Angelika’s heart squeezed in sympathy. “Vic. It’s time.”

“Yes, exactly. I’ve only just gotten this finished now.” He held up a long, strange strip of what appeared to be flesh. “I can’t sew half as well as you, and I have failed so many times, but I think this is the one.” He gave Lizzie a kiss on the cheek when she came to his side. “Hello, Lizzie. We are going to give him one more turn around the mortal maypole.”

Angelika shook her head. “Listen to me. It’s time to let him go. It’s time to just . . . pray. We will be with him as he leaves, and we will let him rest in peace.”

“You can do that,” Victor said, and then held up a thick sewing needle. “But you got me thinking, Jelly. You said you’re connected at a blood level. That’s what he needs. Not broth, not prayer. Blood. Do you want it to be me or you?”

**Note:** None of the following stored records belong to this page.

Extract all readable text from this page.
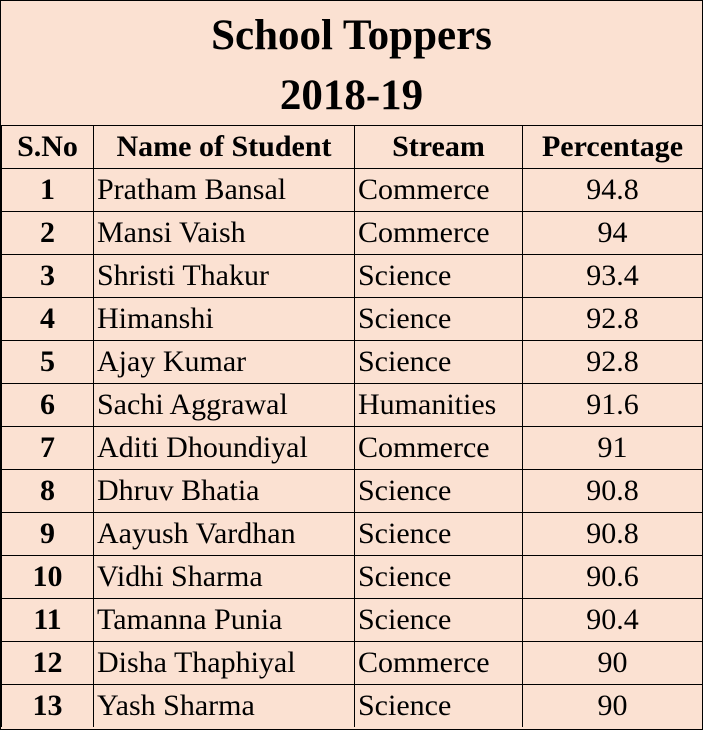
School Toppers
2018-19
S.No	Name of Student	Stream	Percentage
1	Pratham Bansal	Commerce	94.8
2	Mansi Vaish	Commerce	94
3	Shristi Thakur	Science	93.4
4	Himanshi	Science	92.8
5	Ajay Kumar	Science	92.8
6	Sachi Aggrawal	Humanities	91.6
7	Aditi Dhoundiyal	Commerce	91
8	Dhruv Bhatia	Science	90.8
9	Aayush Vardhan	Science	90.8
10	Vidhi Sharma	Science	90.6
11	Tamanna Punia	Science	90.4
12	Disha Thaphiyal	Commerce	90
13	Yash Sharma	Science	90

Angelika lifted herself up onto her elbows with difficulty. “You’ve made a tube?”

“Out of a rabbit’s intestine,” Victor said. “The thinnest, most impossible thing to sew. I have gone through an absolute pile of them. So many times I almost came in here and asked you to do it. And that’s when I knew how much I have taken you for granted in everything I have ever done.” He was unbuttoning his shirt, but Angelika stopped him.

“Me.”

Victor assessed his sister. “You don’t look so good.”

“It has to be me.” The press of the needle into the bend of her elbow was so painful that she shouted, and beside her, Arlo’s body twitched. They all watched with morbid fascination as the blood began to leak, spurt, and then fill the tube. Lizzie croaked. Mary fainted onto the bed. Angelika winced. “Wait, we should have put down a muslin cloth. Blood is so hard to soak out of linen.”

But then the Frankensteins did not notice anything except the neat squiggle of red that charted a course across the bed, captured in a membrane thinner than an eyelash. One wrong stitch would undo it all, but Angelika saw that her brother had applied himself thoroughly.

“You always said you cannot sew,” she said to him. “But you have done well. Whatever happens next, thank you for trying. I will never forget it.”

“This is the only tube that I managed to completely suture, and I don’t think I can reuse it. So you are going to have to hold on tight, Jelly. I just put this into him here.” Victor plunged the other needle into Arlo’s vein with detached calm. “And we wait. And we pray.” He held his sister’s gaze and put out his hand to her. “I will pray with you, my beloved sister.”

Mary was revived, Lizzie helped her into the armchair, and they both watched the impossible.